Click Here: kanken mini cheap
Gaunt and rail-thin, the former NYPD cop testified: “I will not stand by and watch as my friends with cancer from 9/11 like me are valued less than anyone else.”
This is not “a New York matter,” as many in the House and Senate seem to think, but a stain on the nation’s honor.
see also
9/11 fund shrivels up as first responder cancer cases continue to grow
New Yorkers who survived 9/11 are experiencing a massive surge…
The fund helps cover the costs, mainly medical, suffered by the firefighters, cops, construction workers, etc., who spent weeks in the post-9/11 recovery and cleanup effort.
Just as the terrorists attacked America on that day, these Ground Zero workers served the entire nation in the months that followed. Even as the fires burned on into December, they searched and cleared the wreckage, leaving the site ready for reconstruction and the country able to begin to heal.
And they did it amid a host of toxins from the wreckage — with everything from asbestos to mercury in the dust. Medical science is still grappling with how toxic the mixture was, but major respiratory ailments and some cancers are clearly more common among the veterans of Ground Zero.
Every New Yorker old enough remembers the smell from miles away, well into the fall: That air was nothing natural.
Congress has already opted twice, in 2011 and 2016, to compensate these workers for the delayed effects. But it didn’t OK enough money. The fund has spent $5 billion (as of February) of a $7.4 billion authorization that was to last to 2021. The shortfall forced it to start paying out claims at 50% — and new claims at just 30%.
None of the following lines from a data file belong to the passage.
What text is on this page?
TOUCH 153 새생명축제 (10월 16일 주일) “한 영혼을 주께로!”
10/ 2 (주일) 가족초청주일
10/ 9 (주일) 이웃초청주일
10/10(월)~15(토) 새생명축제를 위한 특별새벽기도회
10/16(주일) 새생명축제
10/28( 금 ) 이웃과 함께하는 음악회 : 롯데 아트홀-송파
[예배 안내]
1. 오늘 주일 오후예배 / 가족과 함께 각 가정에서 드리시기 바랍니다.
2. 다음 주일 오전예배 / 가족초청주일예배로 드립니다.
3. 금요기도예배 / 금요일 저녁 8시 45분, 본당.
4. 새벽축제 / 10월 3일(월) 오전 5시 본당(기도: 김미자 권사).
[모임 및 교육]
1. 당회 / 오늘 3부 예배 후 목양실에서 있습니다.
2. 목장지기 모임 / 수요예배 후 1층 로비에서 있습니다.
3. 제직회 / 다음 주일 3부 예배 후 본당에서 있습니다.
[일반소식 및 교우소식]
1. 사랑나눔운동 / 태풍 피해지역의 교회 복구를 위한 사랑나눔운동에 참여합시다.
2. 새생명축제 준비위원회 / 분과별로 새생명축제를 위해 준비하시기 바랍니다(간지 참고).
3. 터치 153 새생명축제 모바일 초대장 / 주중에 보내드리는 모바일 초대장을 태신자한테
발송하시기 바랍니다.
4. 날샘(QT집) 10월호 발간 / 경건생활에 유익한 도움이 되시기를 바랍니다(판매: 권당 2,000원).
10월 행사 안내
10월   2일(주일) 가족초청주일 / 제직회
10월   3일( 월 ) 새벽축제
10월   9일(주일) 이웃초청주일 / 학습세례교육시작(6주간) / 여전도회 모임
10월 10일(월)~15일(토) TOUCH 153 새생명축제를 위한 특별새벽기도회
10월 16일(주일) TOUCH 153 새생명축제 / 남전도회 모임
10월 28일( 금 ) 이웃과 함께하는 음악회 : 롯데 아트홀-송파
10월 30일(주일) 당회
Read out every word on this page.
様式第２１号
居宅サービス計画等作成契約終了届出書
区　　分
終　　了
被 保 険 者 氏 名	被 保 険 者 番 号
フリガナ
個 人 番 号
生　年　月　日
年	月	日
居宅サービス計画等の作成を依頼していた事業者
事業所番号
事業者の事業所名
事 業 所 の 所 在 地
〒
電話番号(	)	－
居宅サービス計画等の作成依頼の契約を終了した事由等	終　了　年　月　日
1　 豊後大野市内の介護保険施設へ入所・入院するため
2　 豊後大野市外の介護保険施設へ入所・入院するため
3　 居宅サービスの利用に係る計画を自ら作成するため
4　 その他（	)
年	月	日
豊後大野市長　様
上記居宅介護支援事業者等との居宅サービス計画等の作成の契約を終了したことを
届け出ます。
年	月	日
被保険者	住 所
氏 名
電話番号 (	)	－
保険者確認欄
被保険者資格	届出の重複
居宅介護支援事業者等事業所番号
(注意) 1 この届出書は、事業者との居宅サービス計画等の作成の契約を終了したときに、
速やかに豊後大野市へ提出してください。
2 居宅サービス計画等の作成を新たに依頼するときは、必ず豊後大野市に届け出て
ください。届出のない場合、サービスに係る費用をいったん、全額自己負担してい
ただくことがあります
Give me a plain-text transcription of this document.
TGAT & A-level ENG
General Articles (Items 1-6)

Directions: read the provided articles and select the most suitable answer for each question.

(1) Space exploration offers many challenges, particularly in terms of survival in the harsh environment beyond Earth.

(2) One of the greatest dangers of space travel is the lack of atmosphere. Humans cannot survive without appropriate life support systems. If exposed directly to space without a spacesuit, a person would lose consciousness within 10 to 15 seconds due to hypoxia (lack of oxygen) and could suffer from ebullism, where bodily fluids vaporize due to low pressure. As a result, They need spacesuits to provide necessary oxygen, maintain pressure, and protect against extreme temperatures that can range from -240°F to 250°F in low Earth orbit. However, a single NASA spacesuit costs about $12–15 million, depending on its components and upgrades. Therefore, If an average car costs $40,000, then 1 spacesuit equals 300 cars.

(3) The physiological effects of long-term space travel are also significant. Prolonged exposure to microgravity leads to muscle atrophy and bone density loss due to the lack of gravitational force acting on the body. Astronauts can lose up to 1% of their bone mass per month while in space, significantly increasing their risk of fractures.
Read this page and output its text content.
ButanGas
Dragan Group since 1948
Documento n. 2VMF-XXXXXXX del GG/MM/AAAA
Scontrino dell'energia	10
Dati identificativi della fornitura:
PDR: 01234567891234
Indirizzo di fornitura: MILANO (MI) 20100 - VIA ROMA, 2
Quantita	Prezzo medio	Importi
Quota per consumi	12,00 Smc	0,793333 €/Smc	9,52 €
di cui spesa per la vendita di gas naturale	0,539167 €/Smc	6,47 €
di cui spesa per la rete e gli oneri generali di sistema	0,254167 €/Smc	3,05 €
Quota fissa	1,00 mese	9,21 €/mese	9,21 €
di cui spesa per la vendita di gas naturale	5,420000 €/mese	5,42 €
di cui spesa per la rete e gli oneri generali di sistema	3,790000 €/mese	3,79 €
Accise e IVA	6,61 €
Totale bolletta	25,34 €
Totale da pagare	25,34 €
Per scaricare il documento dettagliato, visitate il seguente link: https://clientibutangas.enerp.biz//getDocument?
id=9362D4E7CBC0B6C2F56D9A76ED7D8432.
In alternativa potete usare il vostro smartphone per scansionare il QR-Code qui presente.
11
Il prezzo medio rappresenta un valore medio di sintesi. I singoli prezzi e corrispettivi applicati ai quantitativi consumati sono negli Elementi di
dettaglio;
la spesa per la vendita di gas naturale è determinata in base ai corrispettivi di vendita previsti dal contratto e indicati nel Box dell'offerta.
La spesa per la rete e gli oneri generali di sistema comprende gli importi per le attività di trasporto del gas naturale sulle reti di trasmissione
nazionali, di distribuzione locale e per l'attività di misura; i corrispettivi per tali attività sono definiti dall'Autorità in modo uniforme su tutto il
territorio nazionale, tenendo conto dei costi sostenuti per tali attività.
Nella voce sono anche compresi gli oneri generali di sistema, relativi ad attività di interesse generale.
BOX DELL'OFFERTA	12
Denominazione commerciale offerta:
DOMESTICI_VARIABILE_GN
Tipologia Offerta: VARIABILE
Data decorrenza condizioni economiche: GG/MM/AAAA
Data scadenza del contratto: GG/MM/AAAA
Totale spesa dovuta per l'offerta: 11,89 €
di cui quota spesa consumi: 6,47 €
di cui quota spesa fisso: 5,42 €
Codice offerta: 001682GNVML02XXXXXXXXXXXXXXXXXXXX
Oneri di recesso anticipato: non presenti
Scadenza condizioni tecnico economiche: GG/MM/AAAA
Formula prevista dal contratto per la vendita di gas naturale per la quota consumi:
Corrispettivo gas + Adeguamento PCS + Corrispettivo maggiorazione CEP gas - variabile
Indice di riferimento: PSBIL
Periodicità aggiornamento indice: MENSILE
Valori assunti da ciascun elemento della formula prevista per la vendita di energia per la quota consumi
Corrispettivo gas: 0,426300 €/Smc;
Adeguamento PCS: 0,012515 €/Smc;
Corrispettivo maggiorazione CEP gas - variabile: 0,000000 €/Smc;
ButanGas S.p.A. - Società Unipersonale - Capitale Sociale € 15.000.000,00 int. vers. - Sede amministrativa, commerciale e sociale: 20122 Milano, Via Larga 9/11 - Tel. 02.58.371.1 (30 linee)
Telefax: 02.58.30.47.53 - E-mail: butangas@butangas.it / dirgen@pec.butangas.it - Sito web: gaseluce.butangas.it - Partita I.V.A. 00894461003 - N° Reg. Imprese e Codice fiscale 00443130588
Luis Alvarez is starting his 69th round of chemo; he has liver cancer. He shouldn’t have to go to DC to ask the nation’s leaders to do right by him and his fellow sufferers. Nor should it take a comedian like Jon Stewart to call out the lawmakers who didn’t even bother to attend the hearing.
To start, Congress needs to replenish the fund so full payments can go out. And it needs to settle on a long-term answer so that Detective Alvarez, or any other hero of the recovery effort, never needs to go back to Washington to demand simple justice.